Intervention de Jean-Luc Mélenchon

Séance en hémicycle du mercredi 18 septembre 2019 à 15h00
Accord de coopération entre l'union européenne et l'afghanistan — Motion de rejet préalable

Photo issue du site de l'Assemblée nationale ou de WikipediaJean-Luc Mélenchon :

Le sujet nous fait devoir d'une sincérité particulière. L'engagement français en Afghanistan commande que l'on dise ce que l'on pense, par respect pour ceux qui, ayant obéi, y sont morts – nous avons perdu quatre-vingt-neuf soldats sur place – ; il en est encore qui souffrent, parce qu'ils sont vivants, mais blessés – on peut en rencontrer à l'Hôtel national des Invalides. Par conséquent, tout ce que j'ai à dire, je le dis en commençant par saluer les familles des morts, ainsi que ceux qui ont souffert, et par leur exprimer mon respect.

Cela étant, depuis le premier jour, j'ai affirmé mon opposition absolue à cette guerre en Afghanistan, dont je n'ai pas cru un instant qu'elle était ce qu'on en disait. Les Américains sont entrés dans ce pays avec l'Organisation du traité de l'Atlantique nord, l'OTAN – ce qui ne manque pas de sel, vu que ce pays n'a aucune frontière sur l'Atlantique nord ! – , pour châtier paraît-il les auteurs de l'attentat du 11 septembre.

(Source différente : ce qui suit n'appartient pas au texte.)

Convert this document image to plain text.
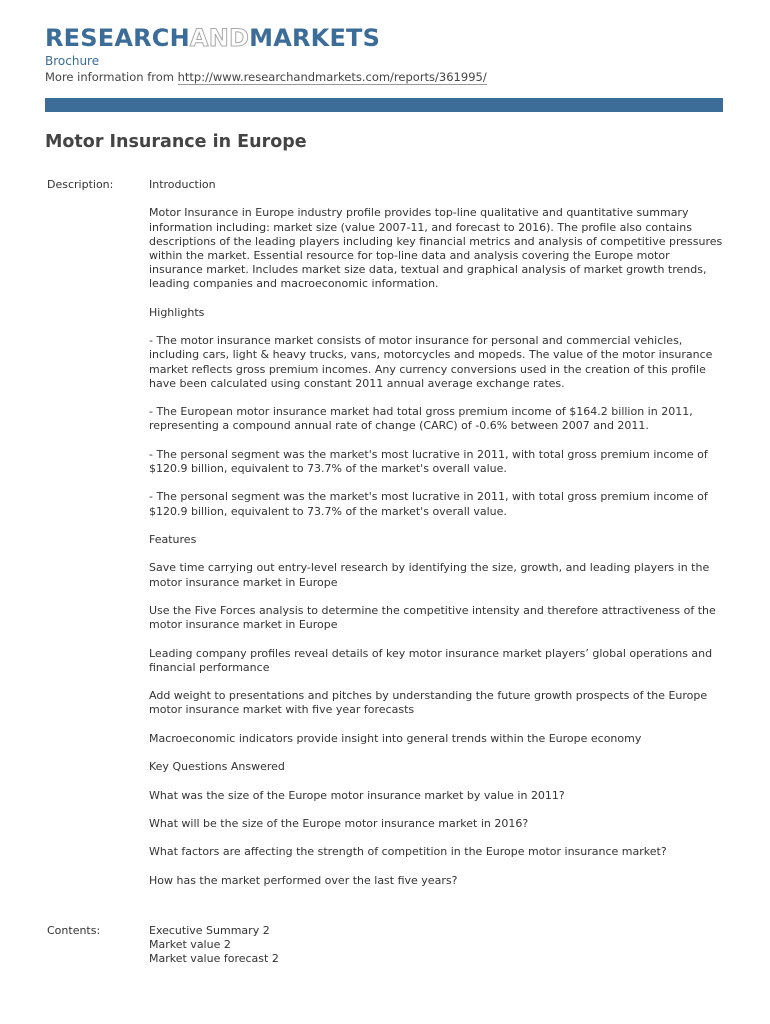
RESEARCHANDMARKETS
Brochure
More information from http://www.researchandmarkets.com/reports/361995/
Motor Insurance in Europe
Description:	Introduction

Motor Insurance in Europe industry profile provides top-line qualitative and quantitative summary information including: market size (value 2007-11, and forecast to 2016). The profile also contains descriptions of the leading players including key financial metrics and analysis of competitive pressures within the market. Essential resource for top-line data and analysis covering the Europe motor insurance market. Includes market size data, textual and graphical analysis of market growth trends, leading companies and macroeconomic information.

Highlights

- The motor insurance market consists of motor insurance for personal and commercial vehicles, including cars, light & heavy trucks, vans, motorcycles and mopeds. The value of the motor insurance market reflects gross premium incomes. Any currency conversions used in the creation of this profile have been calculated using constant 2011 annual average exchange rates.

- The European motor insurance market had total gross premium income of $164.2 billion in 2011, representing a compound annual rate of change (CARC) of -0.6% between 2007 and 2011.

- The personal segment was the market's most lucrative in 2011, with total gross premium income of $120.9 billion, equivalent to 73.7% of the market's overall value.

- The personal segment was the market's most lucrative in 2011, with total gross premium income of $120.9 billion, equivalent to 73.7% of the market's overall value.

Features

Save time carrying out entry-level research by identifying the size, growth, and leading players in the motor insurance market in Europe

Use the Five Forces analysis to determine the competitive intensity and therefore attractiveness of the motor insurance market in Europe

Leading company profiles reveal details of key motor insurance market players’ global operations and financial performance

Add weight to presentations and pitches by understanding the future growth prospects of the Europe motor insurance market with five year forecasts

Macroeconomic indicators provide insight into general trends within the Europe economy

Key Questions Answered

What was the size of the Europe motor insurance market by value in 2011?

What will be the size of the Europe motor insurance market in 2016?

What factors are affecting the strength of competition in the Europe motor insurance market?

How has the market performed over the last five years?

Contents:	Executive Summary 2
Market value 2
Market value forecast 2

Ceux qui connaissaient un peu le dossier savaient que ce n'était pas possible. En effet, on ne pouvait pas croire que l'attentat avait été organisé depuis l'Afghanistan et d'ailleurs, M. Ben Laden, que les autorités de l'époque avaient proposé de donner à la justice américaine, a finalement été capturé au Pakistan. Il est clair qu'il n'était pas là où l'on comptait le trouver.

Ce n'est pas la seule raison : les Français savaient que les Anglais et les Américains s'entraînaient depuis déjà deux mois, et avaient pré-positionné des forces dans la région. Par conséquent, l'attentat n'était pas la cause de l'intervention ; il a servi en quelque sorte de prétexte. L'objet essentiel qui était alors en jeu était une politique de contournement de la Russie dans l'installation d'un pipeline. Les conversations avaient été très engagées entre les pétroliers américains, incarnés par la compagnie Unocal, et le gouvernement afghan.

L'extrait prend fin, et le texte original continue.